Many media reports beat the warning drums of a dire situation with the state’s natural gas production last weekend. That is incorrect.
The Railroad Commission’s objective is to help ensure there’s enough gas to protect Texas residents. Power stayed on, lights were on, and gas kept flowing to residences last weekend.
Yes, production can fluctuate on any given day at any given hour for various reasons. However, the RRC has not received any indications that production decreased anywhere near the extent that has been reported. During the weekend and after, major producers we contacted did not report any drastic disruptions of gas production.
We have looked at data, and according to S&P Global analysis, production on the Texas side of Permian was up 570 million cubic feet/day on Jan. 3, largely a function of a return to normal after a one-day decrease in production on Sunday. This volume accounts for 2% of Texas’ daily production. Sunday’s temporary drop did not have a real impact on the gas market or the grid.
Again, there was plenty of gas flowing to power generators and homes.
The sources used in some media reports utilized pipeline nominations – which are basically contracted requests for space in the pipeline system to transport gas – to estimate real-time gas production.
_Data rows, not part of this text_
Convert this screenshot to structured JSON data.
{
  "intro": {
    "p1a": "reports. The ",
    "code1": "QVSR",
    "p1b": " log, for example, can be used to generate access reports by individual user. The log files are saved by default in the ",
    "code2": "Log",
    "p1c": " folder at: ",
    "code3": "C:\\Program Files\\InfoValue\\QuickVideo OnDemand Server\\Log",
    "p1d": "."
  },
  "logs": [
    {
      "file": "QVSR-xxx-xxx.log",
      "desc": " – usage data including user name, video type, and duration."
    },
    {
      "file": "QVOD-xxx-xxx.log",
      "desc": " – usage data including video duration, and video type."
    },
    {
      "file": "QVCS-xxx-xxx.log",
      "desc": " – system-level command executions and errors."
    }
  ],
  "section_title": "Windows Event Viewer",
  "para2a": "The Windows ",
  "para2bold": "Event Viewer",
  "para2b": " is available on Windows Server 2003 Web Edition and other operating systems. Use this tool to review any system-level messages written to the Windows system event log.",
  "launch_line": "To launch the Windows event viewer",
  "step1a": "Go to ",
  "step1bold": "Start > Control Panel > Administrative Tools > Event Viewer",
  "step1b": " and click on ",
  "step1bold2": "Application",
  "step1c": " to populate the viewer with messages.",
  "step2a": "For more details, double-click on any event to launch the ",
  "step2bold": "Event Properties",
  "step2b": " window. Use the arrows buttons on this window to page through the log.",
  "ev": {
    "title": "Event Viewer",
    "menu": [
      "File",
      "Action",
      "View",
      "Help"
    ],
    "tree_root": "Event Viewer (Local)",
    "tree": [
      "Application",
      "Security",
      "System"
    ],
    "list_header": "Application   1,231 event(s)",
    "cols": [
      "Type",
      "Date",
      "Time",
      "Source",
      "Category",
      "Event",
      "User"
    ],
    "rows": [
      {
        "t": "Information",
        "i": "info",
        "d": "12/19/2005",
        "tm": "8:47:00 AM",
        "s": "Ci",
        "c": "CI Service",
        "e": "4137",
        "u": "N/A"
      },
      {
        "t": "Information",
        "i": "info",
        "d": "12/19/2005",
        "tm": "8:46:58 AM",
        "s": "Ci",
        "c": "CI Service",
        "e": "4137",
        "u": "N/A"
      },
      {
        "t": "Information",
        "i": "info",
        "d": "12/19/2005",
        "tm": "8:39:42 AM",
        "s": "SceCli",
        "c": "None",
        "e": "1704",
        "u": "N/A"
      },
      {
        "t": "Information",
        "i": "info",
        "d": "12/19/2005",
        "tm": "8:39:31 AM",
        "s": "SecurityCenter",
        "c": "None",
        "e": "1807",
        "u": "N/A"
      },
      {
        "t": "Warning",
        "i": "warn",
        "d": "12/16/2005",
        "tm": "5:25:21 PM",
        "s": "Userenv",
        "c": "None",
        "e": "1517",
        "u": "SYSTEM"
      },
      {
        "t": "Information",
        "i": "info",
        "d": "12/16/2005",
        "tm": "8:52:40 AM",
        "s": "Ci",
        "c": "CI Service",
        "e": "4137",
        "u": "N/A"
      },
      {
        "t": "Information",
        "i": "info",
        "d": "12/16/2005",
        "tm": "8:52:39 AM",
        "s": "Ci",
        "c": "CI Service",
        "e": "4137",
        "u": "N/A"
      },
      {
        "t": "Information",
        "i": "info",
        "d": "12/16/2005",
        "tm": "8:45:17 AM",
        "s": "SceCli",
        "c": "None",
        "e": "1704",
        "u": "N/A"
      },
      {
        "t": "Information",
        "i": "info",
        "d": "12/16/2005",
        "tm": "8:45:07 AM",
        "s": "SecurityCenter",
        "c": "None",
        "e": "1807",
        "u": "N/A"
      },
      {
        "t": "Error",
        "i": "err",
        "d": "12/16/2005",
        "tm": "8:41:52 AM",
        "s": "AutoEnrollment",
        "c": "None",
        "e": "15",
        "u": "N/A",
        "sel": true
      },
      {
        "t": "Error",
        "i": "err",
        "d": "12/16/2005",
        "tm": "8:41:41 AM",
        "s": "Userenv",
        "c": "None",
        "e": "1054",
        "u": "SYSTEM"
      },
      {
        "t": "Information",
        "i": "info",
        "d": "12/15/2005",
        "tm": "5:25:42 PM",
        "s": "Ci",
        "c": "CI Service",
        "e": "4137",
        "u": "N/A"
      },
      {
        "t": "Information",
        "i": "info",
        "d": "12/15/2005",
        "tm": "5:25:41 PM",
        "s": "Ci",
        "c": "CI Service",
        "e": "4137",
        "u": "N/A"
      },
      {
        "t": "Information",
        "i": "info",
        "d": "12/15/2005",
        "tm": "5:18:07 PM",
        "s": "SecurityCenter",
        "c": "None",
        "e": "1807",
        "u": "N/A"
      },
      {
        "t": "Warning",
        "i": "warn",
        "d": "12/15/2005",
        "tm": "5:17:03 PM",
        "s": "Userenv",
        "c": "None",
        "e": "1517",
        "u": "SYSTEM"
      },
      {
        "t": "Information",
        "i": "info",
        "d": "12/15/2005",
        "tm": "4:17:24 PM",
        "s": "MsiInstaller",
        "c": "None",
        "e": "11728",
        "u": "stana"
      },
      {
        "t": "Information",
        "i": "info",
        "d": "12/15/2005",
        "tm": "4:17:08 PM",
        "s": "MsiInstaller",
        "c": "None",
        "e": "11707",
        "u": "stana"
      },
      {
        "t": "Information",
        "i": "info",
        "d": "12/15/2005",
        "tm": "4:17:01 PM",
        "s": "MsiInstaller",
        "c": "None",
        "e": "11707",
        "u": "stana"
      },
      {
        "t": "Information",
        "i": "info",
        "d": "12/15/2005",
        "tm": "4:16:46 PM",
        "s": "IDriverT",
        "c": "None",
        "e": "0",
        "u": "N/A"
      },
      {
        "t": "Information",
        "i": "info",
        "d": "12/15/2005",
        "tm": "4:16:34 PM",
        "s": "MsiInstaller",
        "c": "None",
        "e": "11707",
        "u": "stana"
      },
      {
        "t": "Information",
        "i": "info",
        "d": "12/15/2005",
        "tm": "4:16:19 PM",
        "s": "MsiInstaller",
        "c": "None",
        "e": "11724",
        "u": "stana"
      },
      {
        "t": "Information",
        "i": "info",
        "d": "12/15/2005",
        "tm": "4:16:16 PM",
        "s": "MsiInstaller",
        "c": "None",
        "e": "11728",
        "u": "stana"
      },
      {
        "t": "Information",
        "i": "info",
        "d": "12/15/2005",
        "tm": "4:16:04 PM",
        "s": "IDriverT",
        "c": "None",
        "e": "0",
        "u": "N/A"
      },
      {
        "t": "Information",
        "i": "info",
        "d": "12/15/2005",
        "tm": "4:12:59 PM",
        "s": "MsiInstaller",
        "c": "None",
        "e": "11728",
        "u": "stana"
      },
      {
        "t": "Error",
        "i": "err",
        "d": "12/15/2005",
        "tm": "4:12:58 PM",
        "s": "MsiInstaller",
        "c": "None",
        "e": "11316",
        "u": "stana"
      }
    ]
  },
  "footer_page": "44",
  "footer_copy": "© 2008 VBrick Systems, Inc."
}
That approach is speculative and does not paint a complete picture, especially given that gas trading markets were closed for the holiday weekend.
The Permian Basin also saw a recent acceleration in drilling and completion activities. Since the start of the fourth quarter of last year, Permian operators have added more than 30 rigs to the basin, bringing the total to an estimated 300 in the week ended Dec. 29. In November, the number of wells drilled surged to a 19-month high at 300. From August to November, well completions averaged more than 400 per month – the highest since first-quarter 2020, based on data from the U.S. Energy Information Administration.
Production is just one piece of the puzzle to help gas flow to Texans and electrical power producers throughout the state. Gas storage plays a very important role, as well.
Processed, dry gas that is already in storage, ready to flow to homes and facilities, including power plants, is critical. It can lessen the impact of the potential gas market or production fluctuations. As of mid-December ahead of this winter season, the state had approximately 448 billion cubic feet of working gas already in underground storage.
A final point to note is that the first media outlet to claim significant problems from the cold weather, Bloomberg, has now revised some of its claims. Their early week article stated that nearly 1 billion cubic feet of natural gas had to be flared due to cold weather issues. But they have issued a correction that it was nearly 1 million cubic feet that were flared, a thousand-fold drop. One million cubic feet represents about 0.0035% of Texas production statewide.